Field of the Invention
This invention relates to a device for the generation of ozone and to a process for its operation.
Discussion of Background
A conventional ozone generation device representative of the state of the art is known from German Offenlegungsschrift No. 2,111,041.
There are two main possibilities of electrical supply for high-performance industrial ozone generators:
supply with mains frequency (50 or 60 Hz) PA1 supply with medium frequency (200-2000 Hz)
Supply with mains frequency, which can only be used for ozone generators with small power densities q (power per active area), is very simple and consists, in principle, of only a regulating transformer and a high-voltage transformer. The power consumption of the ozone generator can be varied by regulating the voltage.

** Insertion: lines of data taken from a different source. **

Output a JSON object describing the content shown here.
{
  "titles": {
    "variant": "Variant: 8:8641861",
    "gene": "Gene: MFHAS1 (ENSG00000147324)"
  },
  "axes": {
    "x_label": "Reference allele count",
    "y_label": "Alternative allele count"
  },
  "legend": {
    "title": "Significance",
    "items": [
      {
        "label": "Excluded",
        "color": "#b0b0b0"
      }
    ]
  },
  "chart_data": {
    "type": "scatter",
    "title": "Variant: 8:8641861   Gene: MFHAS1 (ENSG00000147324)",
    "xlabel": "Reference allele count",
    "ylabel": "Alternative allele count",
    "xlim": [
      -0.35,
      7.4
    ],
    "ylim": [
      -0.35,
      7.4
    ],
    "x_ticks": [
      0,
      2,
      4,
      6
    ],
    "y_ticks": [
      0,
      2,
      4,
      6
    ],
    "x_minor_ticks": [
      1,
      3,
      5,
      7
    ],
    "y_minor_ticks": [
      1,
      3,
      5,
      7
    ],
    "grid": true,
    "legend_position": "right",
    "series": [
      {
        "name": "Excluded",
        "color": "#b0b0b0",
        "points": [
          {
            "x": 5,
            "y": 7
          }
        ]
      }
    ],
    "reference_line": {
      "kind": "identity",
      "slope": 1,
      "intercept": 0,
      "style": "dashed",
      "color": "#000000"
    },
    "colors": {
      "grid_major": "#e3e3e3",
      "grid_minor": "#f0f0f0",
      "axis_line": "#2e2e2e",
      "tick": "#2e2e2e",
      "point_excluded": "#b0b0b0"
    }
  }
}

In ozone generators which are supplied with medium frequency, the mains voltage is converted to direct current by means of a controlled rectifier and is subsequently converted to medium frequency square-wave current with the aid of an inverter. This current, with associated voltage, is then transformed to the values necessary for operation of the ozone generator with the aid of a high-voltage transformer. A direct current choke between the rectifier and the inverter serves as an energy store and as an isolation between the low-frequency part and the medium-frequency part. In DE-B1 No. 2,525,059 (claim 1), specific attention was drawn to the fact that the direct current choke must have very high inductance so that square-wave current is always available to the ozone generator, since this improves the ozone yield. The power consumption of the ozone generator can be adjusted by varying the direct current, the frequency, the square-wave width (pulse width) or by a combination of the above.
One disadvantage of both types of supply is caused by the poor power factor of the ozone generator (cos .PSI.=0.4 . . . 0.5), which means that the supplies must be oversized. The effects of the poor power factor on the mains can, if necessary, be reduced by compensation on the mains side.
In a further device for the generation of ozone (German Offenlegungsschrift No. 2,122,041), in which two electrodes, which are connected to the poles of an alternating current source, are isolated from one another by a solid dielectric and a gas path, an inductance is inserted between the alternating current source and the electrodes. This inductor has a magnitude such, on the one hand, the natural frequency of the resonating circuit formed by the inductance in combination with the capacitance of the solid dielectric is below the operation frequency of the alternating current source, but, on the other hand, the inductance is so dimensioned that, together with the capacitance formed by the series connection of the dielectric and the gas path, it forms a resonating circuit with natural frequency above the operating frequency of the alternating current source.
In this fashion, use of a correspondingly large inductance means that the natural frequency of the system, when ignited, is lower than the operating frequency and that the harmonic content which is produced is considerably reduced. Thus, the capacitance of the ozone generator changes in total twice within one period of the applied alternating voltage, and the natural frequency of the system is first above and then below the operating frequency. If the inductance is designed correctly, a voltage is achieved at the ozone generator which is significantly above the voltage at the high-voltage source, maybe even more than twice that voltage, and an almost sinusoidal current curve is thereby produced. The harmonics in the current disappear almost completely, and a favorable load of the high-voltage source is obtained.
The compensation, provided in known devices, of the capacitive load of the voltage source is only effective in a comparatively small power density range. In addition, the proposed dimensioning of the inductance fails in ozone generators which are supplied by rectifiers.